- Directed by: Riccardo Freda
- Screenplay by: Stefano Vanzina; Mario Monicelli; Riccardo Freda;
- Story by: Luigi Bonelli
- Cinematography: Sergio Pesce
- Edited by: Roberto Cinquini
- Music by: Alessandro Cicognini
- Production company: Forum Film
- Distributed by: Forum Film
- Release date: 1 November 1949 (Italy);
- Running time: 88 minutes
- Country: Italy
- Box office: ₤87 million

= The Iron Swordsman =

The Iron Swordsman (Il conte Ugolino) is a 1949 Italian historical drama film directed by Riccardo Freda and starring Carlo Ninchi and Gianna Maria Canale. It is loosely based on real life events of Ugolino della Gherardesca.

==Plot ==
Ugolino della Gherardesca, a gentleman of character but also inclined to sentimental adventures, is disliked by the other powerful Pisan families.

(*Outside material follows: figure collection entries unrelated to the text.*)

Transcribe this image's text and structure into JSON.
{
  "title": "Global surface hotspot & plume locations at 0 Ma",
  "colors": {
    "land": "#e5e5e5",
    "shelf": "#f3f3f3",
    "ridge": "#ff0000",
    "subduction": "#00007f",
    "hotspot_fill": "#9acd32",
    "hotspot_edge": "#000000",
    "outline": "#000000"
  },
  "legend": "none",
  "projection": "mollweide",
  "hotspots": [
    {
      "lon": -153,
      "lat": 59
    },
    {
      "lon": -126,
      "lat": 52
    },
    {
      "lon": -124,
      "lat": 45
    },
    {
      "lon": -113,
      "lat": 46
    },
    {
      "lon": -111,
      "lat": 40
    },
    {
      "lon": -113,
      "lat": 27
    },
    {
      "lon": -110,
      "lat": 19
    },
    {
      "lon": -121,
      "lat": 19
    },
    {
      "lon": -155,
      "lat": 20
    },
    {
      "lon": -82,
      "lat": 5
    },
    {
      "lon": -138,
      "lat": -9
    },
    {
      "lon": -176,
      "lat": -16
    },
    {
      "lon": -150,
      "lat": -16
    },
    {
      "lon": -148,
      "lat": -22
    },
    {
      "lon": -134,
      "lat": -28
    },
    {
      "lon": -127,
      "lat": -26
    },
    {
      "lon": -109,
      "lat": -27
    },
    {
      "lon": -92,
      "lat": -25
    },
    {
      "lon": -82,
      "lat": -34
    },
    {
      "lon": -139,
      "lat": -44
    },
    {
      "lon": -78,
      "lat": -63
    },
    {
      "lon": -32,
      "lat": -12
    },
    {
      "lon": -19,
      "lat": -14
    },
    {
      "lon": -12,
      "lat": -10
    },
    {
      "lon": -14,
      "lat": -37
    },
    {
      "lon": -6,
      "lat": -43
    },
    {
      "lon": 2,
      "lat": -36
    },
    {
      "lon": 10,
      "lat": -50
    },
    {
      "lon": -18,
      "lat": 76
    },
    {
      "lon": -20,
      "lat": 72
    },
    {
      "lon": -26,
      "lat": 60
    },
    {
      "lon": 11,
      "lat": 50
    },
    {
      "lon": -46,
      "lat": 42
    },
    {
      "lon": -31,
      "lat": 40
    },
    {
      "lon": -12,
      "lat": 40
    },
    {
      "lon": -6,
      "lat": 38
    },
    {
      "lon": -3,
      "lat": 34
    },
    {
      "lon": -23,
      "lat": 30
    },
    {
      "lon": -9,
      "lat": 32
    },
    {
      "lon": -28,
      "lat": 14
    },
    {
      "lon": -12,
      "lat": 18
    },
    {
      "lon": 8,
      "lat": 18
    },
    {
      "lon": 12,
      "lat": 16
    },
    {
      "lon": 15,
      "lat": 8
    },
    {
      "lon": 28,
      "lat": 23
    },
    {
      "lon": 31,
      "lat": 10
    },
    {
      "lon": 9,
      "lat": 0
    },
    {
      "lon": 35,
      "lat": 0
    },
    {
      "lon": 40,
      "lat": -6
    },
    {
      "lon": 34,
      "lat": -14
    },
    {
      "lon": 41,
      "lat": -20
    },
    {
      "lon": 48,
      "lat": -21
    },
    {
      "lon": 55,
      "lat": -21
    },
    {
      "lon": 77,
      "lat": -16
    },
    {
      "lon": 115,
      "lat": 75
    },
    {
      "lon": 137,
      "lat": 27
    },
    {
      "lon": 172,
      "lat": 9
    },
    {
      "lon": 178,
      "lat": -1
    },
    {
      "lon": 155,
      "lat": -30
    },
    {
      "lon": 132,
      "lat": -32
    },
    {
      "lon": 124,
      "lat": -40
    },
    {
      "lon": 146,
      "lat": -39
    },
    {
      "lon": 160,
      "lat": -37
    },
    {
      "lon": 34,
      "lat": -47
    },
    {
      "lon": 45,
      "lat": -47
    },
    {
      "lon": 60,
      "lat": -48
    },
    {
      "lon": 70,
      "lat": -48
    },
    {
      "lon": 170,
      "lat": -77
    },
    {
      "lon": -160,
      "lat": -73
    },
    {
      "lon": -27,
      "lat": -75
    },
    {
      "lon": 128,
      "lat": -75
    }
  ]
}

Cardinal Ruggieri, who pretends to be his friend, plots a plot against him: held responsible for the defeat of the Meloria against the Republic of Genoa, Ugolino is walled up alive with his sons. Despite being able to unmask the plot, the daughter is unable to avoid the gruesome fate of her relatives.

== Cast ==
- Carlo Ninchi as Count Ugolino della Gherardesca
- Gianna Maria Canale as Emilia
- Peter Trent as Cardinal Ruggieri
- Piero Palermini as Balduccio
- Carla Calò as Haidée
- Luigi Pavese as Sismondi
- Ugo Sasso as Fortebraccio

==Release==
The Iron Swordsman was released in Italy on November 1, 1949 where it was distributed by Forum Film. It grossed a total of £87 million lire domestically.